Fig 11 and Fig 12 are clear since there are only two lines, however, it would still be good to match the legend color with the plot itself.

Je ne sais pas comment faire ça pour le moment.

- DONE Fig 11 and 12 caption

Fig 11 and 12 caption says "Residual memory (RAM) usage". What does residual memory mean here? Consider changing it to RAM usage unless residual has a special meaning here, which needs to be described in text.

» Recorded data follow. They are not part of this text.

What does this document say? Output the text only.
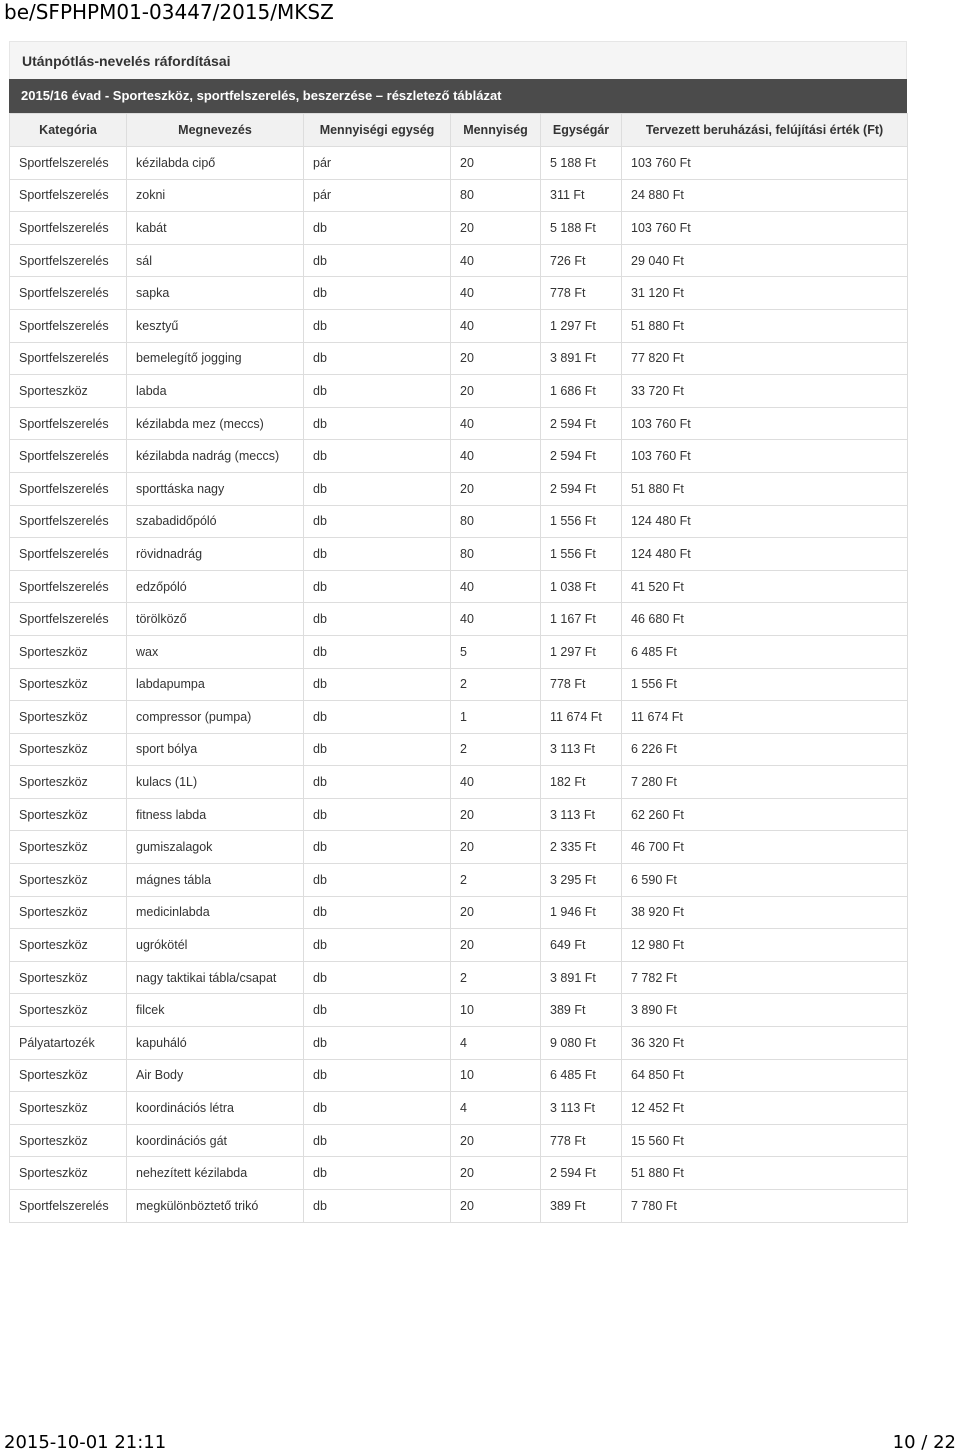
be/SFPHPM01-03447/2015/MKSZ
Utánpótlás-nevelés ráfordításai
2015/16 évad - Sporteszköz, sportfelszerelés, beszerzése – részletező táblázat
Kategória	Megnevezés	Mennyiségi egység	Mennyiség	Egységár	Tervezett beruházási, felújítási érték (Ft)
Sportfelszerelés	kézilabda cipő	pár	20	5 188 Ft	103 760 Ft
Sportfelszerelés	zokni	pár	80	311 Ft	24 880 Ft
Sportfelszerelés	kabát	db	20	5 188 Ft	103 760 Ft
Sportfelszerelés	sál	db	40	726 Ft	29 040 Ft
Sportfelszerelés	sapka	db	40	778 Ft	31 120 Ft
Sportfelszerelés	kesztyű	db	40	1 297 Ft	51 880 Ft
Sportfelszerelés	bemelegítő jogging	db	20	3 891 Ft	77 820 Ft
Sporteszköz	labda	db	20	1 686 Ft	33 720 Ft
Sportfelszerelés	kézilabda mez (meccs)	db	40	2 594 Ft	103 760 Ft
Sportfelszerelés	kézilabda nadrág (meccs)	db	40	2 594 Ft	103 760 Ft
Sportfelszerelés	sporttáska nagy	db	20	2 594 Ft	51 880 Ft
Sportfelszerelés	szabadidőpóló	db	80	1 556 Ft	124 480 Ft
Sportfelszerelés	rövidnadrág	db	80	1 556 Ft	124 480 Ft
Sportfelszerelés	edzőpóló	db	40	1 038 Ft	41 520 Ft
Sportfelszerelés	törölköző	db	40	1 167 Ft	46 680 Ft
Sporteszköz	wax	db	5	1 297 Ft	6 485 Ft
Sporteszköz	labdapumpa	db	2	778 Ft	1 556 Ft
Sporteszköz	compressor (pumpa)	db	1	11 674 Ft	11 674 Ft
Sporteszköz	sport bólya	db	2	3 113 Ft	6 226 Ft
Sporteszköz	kulacs (1L)	db	40	182 Ft	7 280 Ft
Sporteszköz	fitness labda	db	20	3 113 Ft	62 260 Ft
Sporteszköz	gumiszalagok	db	20	2 335 Ft	46 700 Ft
Sporteszköz	mágnes tábla	db	2	3 295 Ft	6 590 Ft
Sporteszköz	medicinlabda	db	20	1 946 Ft	38 920 Ft
Sporteszköz	ugrókötél	db	20	649 Ft	12 980 Ft
Sporteszköz	nagy taktikai tábla/csapat	db	2	3 891 Ft	7 782 Ft
Sporteszköz	filcek	db	10	389 Ft	3 890 Ft
Pályatartozék	kapuháló	db	4	9 080 Ft	36 320 Ft
Sporteszköz	Air Body	db	10	6 485 Ft	64 850 Ft
Sporteszköz	koordinációs létra	db	4	3 113 Ft	12 452 Ft
Sporteszköz	koordinációs gát	db	20	778 Ft	15 560 Ft
Sporteszköz	nehezített kézilabda	db	20	2 594 Ft	51 880 Ft
Sportfelszerelés	megkülönböztető trikó	db	20	389 Ft	7 780 Ft
2015-10-01 21:11	10 / 22
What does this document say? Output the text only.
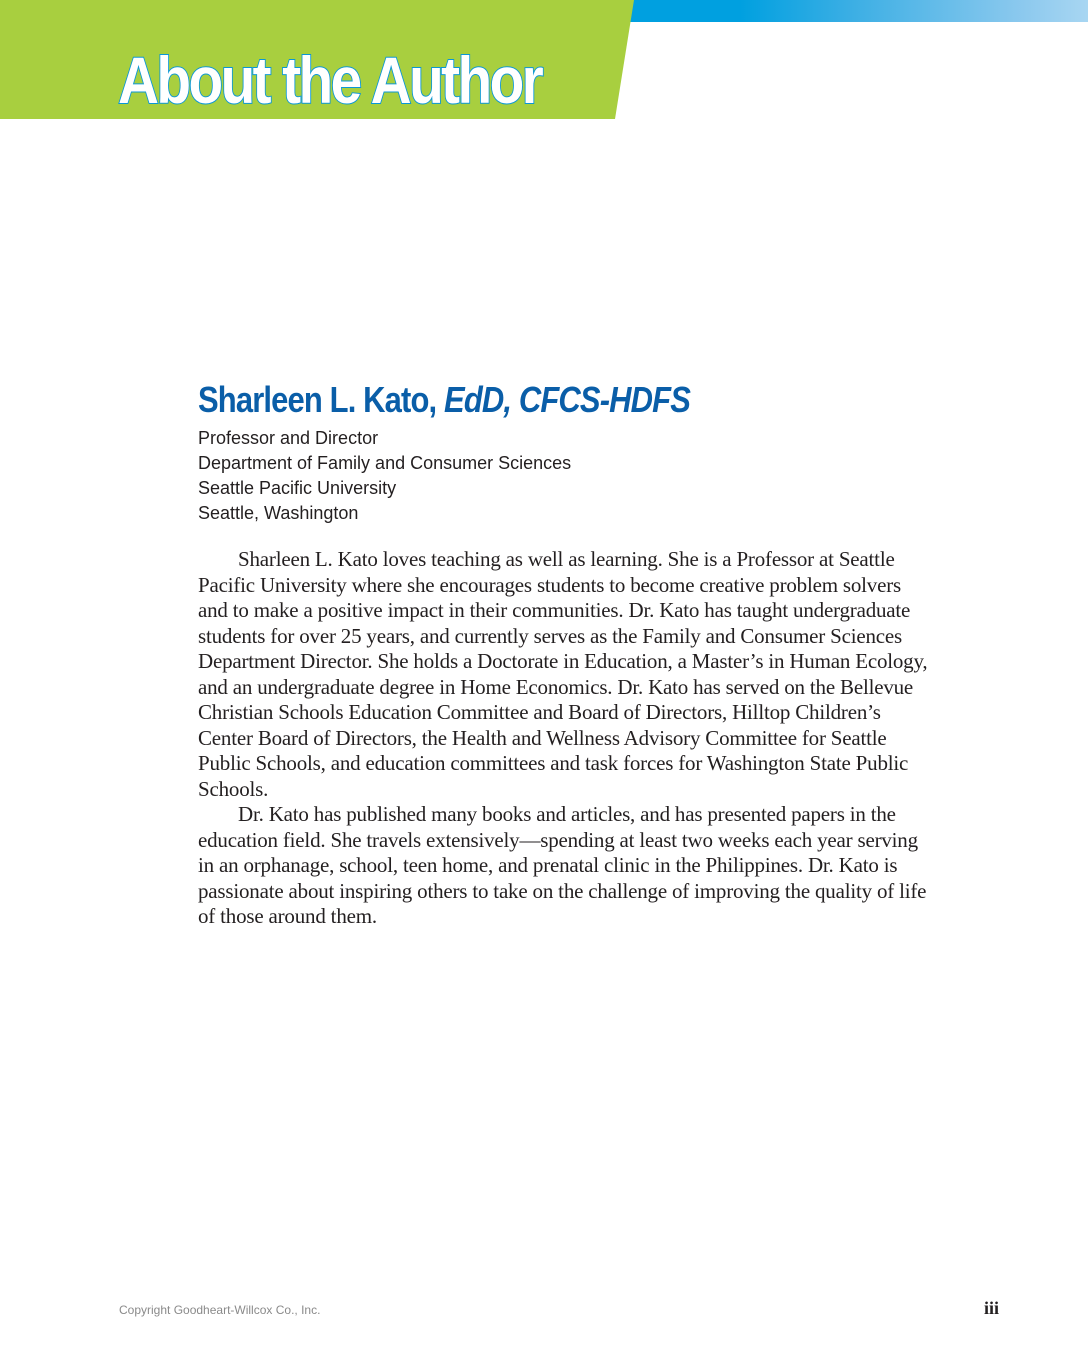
About the Author
Sharleen L. Kato, EdD, CFCS-HDFS
Professor and Director
Department of Family and Consumer Sciences
Seattle Pacific University
Seattle, Washington

Sharleen L. Kato loves teaching as well as learning. She is a Professor at Seattle Pacific University where she encourages students to become creative problem solvers and to make a positive impact in their communities. Dr. Kato has taught undergraduate students for over 25 years, and currently serves as the Family and Consumer Sciences Department Director. She holds a Doctorate in Education, a Master’s in Human Ecology, and an undergraduate degree in Home Economics. Dr. Kato has served on the Bellevue Christian Schools Education Committee and Board of Directors, Hilltop Children’s Center Board of Directors, the Health and Wellness Advisory Committee for Seattle Public Schools, and education committees and task forces for Washington State Public Schools.

Dr. Kato has published many books and articles, and has presented papers in the education field. She travels extensively—spending at least two weeks each year serving in an orphanage, school, teen home, and prenatal clinic in the Philippines. Dr. Kato is passionate about inspiring others to take on the challenge of improving the quality of life of those around them.

Copyright Goodheart-Willcox Co., Inc.	iii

## 4. Reviewer 4 weakaccept

### 4.1. Summary

Solving larger coupled sparse/dense linear systems by a direct solver is considered. The main difficulty is required memory footprint in naive computation of the Schur complement, in which the result is in dense form. Two classes of algorithms are proposed based on block-wise computation, and for each class, two variants with/without low-rank compression are presented. In the experiments, mainly the tradeoff between memory consumption and computational time, which is determined by the block size parameter, is investigated. The results of the industrial application are also provided.

### 4.2. Strengths

The problem appearing in industrial application is considered, and the examples of applying the proposed algorithms to the industrial problem are also shown. The proposed algorithms are clearly described; it is easy to understand the differences among the algorithms. Experimental results seem to be helpful for those who will use the proposed algorithms in their applications.

### 4.3. Weaknesses

The idea of block-wise algorithm seems to be not novel because similar approaches have been widely used in the context of out-of-core matrix algorithms. The use of low-rank compression seems to be one of features of the proposed algorithms, however, almost no information on it is provided in the current manuscript. Since there are several styles of low-rank compression as far as the reviewer knows, it is difficult to get the details of algorithms employing low-rank compression. One of issues when using low-rank compression is the computational accuracy, however, there is no investigations of the algorithms from this viewpoint.

### 4.4. Overall evaluation

The manuscript is well written and provides interesting results, especially those for actual industrial problems. However, the contribution seems to be limited. Thus, the review concludes that weak accept is currently reasonable, and this manuscript should be kept in the second round.

### 4.5. Modifications for improving

#### 4.5.1. DONE more info on low-rank

More information for low-rank compression should be provided.

#### 4.5.2. DONE more on accuracy

Differences in the accuracy of the computed results among algorithms should be more discussed (and investigated).